Ele é formado por 64 hexagramas, diagramas de seis linhas combinadas, que podem ser yin ou yang. Cada hexagrama possui três tipos de texto: a Imagem, o Julgamento e as linhas. No caso de uma consulta ao oráculo, o consulente joga (através de moedas ou varetas) e chega a um determinado hexagrama, representando a resposta do livro à questão indagada. No texto da imagem, o consulente lerá a situação em que se encontra diante da natureza; no texto do julgamento, receberá conselhos de como agir em relação à situação; e no texto das linhas, verá detalhada todas às mutações do ciclo que o hexagrama representa.

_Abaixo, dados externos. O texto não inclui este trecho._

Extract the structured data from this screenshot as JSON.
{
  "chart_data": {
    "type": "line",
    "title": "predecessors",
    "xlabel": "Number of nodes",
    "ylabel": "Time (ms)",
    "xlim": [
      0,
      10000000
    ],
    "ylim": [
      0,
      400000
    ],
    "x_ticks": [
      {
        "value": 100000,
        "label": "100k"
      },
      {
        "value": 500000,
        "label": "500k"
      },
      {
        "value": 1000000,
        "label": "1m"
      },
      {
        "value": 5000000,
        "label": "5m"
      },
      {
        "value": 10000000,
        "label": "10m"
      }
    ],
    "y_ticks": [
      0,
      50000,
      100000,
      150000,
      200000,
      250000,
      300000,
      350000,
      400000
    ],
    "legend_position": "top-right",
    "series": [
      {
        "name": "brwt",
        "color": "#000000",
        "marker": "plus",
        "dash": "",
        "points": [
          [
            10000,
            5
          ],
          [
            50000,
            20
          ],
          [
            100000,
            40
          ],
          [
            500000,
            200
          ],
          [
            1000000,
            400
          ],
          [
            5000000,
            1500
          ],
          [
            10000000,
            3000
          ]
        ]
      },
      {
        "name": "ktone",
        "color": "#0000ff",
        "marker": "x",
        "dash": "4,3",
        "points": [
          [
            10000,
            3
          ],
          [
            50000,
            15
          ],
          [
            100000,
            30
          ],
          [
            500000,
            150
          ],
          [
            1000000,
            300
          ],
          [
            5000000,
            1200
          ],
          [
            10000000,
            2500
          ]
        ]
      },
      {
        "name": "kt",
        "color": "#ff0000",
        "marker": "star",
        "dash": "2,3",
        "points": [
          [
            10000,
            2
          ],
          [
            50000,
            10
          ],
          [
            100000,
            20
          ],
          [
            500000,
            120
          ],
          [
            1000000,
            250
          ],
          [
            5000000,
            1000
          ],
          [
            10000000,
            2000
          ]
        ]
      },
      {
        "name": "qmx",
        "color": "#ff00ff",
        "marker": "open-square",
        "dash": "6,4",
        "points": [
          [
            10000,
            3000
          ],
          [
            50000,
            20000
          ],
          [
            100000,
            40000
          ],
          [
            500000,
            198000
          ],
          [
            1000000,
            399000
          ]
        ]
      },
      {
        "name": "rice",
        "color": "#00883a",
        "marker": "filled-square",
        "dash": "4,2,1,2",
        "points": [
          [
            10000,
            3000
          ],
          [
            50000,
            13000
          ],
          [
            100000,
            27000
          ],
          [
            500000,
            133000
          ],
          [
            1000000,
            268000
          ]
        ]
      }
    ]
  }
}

Mas, esse formato é recente. O I Ching é um sistema de três mil anos, composto por várias camadas sobrepostas ao longo do tempo. O I Ching surgiu na pré-história chinesa como um conjunto de oito Kua, figuras formadas por três (oito trigramas) e seis linhas sobrepostas (os 64 hexagramas).
A origem dos 64 hexagramas (o texto da Imagem) é atribuída a Fu Hsi, o criador mítico chinês. O tempo obscureceu a compreensão das linhas, e no começo da dinastia Chou (1150-249 a.C.) surgiram dois textos anexados: o Julgamento, atribuído pela tradição ao rei Wên (em suas meditações quando estava preso), e as Linhas, atribuídas a seu filho, o duque de Chou, ambos fundadores desta dinastia.
Mais tarde, quando o significado taoísta desses textos também começou a ficar obscuro, foram acrescentadas as Dez Asas (2006, p. 154-283), atribuídas a Confúcio e a Mêncio, no século VI a.C. O taoísmo e o confucionismo são formas bastante diferentes de pensar. O taoísmo é mais holístico, ligado à natureza e está ancorado na teoria dos cinco elementos (água, metal, madeira, ar e fogo); enquanto o confucionismo é mais voltado para ética de conduta em sociedade e para arte de governar. O livro escapou ainda da grande queima de livros feita pelo tirano Ch'in Shih Huang Ti. Nessa época, o I Ching era considerado um livro de magia e adivinhação, e a doutrina dualista do yin-yang foi sobreposta ao esquema dos cinco elementos mutantes e à visão holística do taoísmo.
Há duas grandes traduções do I Ching para o ocidente: a do filólogo James Legge, a tradução comentada do chinês para o inglês (1882), que ressalta o aspecto histórico e científico, mas acaba reproduzindo interpretações mais recentes do texto (o confucionismo e o dualismo entre yin e yang); e a tradução do místico taoísta, Richard Wilhelm, do chinês para o alemão (1923), com a supervisão do mestre, Lao Nai Suan, que morreu na noite seguinte a ser concluída a tradução.
Elementos e estrutura
O Criativo conhece através do fácil. O receptivo é capaz de agir através do simples. Aquilo que é fácil; é fácil de conhecer. Aquilo que é simples; é simples de seguir. Aquele que é fácil de conhecer; conquistará lealdade. Aquele que é simples de seguir; conseguirá trabalho. Através do fácil e do simples pode-se aprender as leis do mundo inteiro. Na compreensão das leis de todo o mundo; está a perfeição. Tachuan – o grande comentário (2006, p. 217)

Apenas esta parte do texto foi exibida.